Kim is working toward a master of science in information studies with a focus on archival science at the University of Texas at Austin. She volunteered at Central Texas’ Lower Colorado River Authority and the Austin History Center, where she conducted processing projects, including the records of the Korean Association of Greater Austin. She was also a State Preservation Board intern at the Bob Bullock Texas State History Museum where she worked on the library’s outreach and education program. One of her nominators cites her commitment to studies and the quality time she dedicates to the archival calling to be so strong, fulfilling, and sound, that her energy animates all the archivists around her.

F. Gerald Ham Scholarship

Eric Willey, a graduate student at the University of Wisconsin–Madison School of Library and Information Studies, was honored with the F. Gerald Ham Scholarship, which offers financial support to one or more second-year students in a graduate archival education program. Willey has worked or completed internships at the McCormick/International-Harvester Archives at the Wisconsin Historical Society, the Illinois State Archives, and at the Western Illinois University Archives. He is noted for his outstanding quality of the writing, analytical skills, and thoughtfulness displayed in the paper “Appraisal in Community Archives Collections: A Case Study of University of Wisconsin–Milwaukee Appraisal Methods and Decisions for LGBT Collections.”

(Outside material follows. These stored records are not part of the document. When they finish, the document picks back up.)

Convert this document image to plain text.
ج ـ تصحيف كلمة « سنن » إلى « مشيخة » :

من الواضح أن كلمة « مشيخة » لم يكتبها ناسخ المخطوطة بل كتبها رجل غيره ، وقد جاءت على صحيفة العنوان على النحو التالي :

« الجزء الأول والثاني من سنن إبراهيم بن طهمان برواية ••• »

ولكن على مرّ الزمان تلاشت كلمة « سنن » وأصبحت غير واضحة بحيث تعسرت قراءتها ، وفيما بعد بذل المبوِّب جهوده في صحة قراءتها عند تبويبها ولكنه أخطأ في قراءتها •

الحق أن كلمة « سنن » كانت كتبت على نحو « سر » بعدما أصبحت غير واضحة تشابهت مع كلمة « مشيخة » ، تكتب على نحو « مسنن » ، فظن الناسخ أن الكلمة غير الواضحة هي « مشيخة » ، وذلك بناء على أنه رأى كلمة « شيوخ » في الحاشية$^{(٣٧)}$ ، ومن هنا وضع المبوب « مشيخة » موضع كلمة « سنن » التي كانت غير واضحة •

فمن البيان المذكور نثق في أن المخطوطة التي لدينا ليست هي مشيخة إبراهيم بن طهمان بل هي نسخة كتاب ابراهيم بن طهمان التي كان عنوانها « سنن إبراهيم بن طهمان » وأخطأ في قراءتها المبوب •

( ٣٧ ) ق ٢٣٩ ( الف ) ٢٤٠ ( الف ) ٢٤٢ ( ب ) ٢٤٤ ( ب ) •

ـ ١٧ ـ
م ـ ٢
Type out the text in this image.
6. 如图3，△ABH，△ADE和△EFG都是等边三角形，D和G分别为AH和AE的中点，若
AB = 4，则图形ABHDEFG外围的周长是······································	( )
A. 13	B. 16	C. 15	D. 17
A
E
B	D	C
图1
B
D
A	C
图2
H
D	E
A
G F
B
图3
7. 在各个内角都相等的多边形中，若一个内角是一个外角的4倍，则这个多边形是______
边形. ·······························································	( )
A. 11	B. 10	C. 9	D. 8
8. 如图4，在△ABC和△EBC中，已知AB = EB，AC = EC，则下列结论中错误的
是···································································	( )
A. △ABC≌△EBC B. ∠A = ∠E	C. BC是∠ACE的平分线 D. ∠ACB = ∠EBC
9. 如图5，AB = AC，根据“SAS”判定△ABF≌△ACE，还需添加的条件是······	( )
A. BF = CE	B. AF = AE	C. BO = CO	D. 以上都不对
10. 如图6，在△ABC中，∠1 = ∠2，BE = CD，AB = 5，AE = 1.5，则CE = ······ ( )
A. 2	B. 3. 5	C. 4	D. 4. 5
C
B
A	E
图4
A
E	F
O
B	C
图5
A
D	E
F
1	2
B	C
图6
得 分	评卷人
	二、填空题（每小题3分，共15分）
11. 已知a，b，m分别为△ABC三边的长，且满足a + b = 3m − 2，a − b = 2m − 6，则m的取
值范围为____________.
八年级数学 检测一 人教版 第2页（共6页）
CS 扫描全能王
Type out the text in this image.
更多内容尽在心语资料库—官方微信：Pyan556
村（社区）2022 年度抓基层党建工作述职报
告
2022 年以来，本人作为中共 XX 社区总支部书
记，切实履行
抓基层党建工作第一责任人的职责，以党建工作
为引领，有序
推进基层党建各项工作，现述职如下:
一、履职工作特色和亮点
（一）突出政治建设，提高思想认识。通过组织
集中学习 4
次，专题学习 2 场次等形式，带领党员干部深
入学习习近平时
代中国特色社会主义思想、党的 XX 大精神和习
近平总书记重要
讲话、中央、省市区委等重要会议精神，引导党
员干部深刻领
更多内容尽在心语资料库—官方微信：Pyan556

Josephine Forman Scholarship

Nidya G. Gonzalez was honored with the inaugural Josephine Forman Scholarship, a $10,000 award that provides financial support to minority students pursuing graduate education in archival science, encourages students to pursue a career as an archivist, and promotes the diversification of the American archives profession. Gonzalez began studies at the University of Pittsburgh where she is enrolled in the MLIS program with a specialization in archives, preservation, and records management. Prior, she interned at the University of the Pacific in the library/archives at the Haggin Museum in Stockton, California. Her senior paper at the University of Pacific, “Off to Work They Go: An Analysis of Mexican Immigrant women Laborers in Canneries,” received praise from one of her nominators, who noted that “this original research project included both archived oral histories from the 1980s and oral histories that Gonzalez herself complete with research subjects.”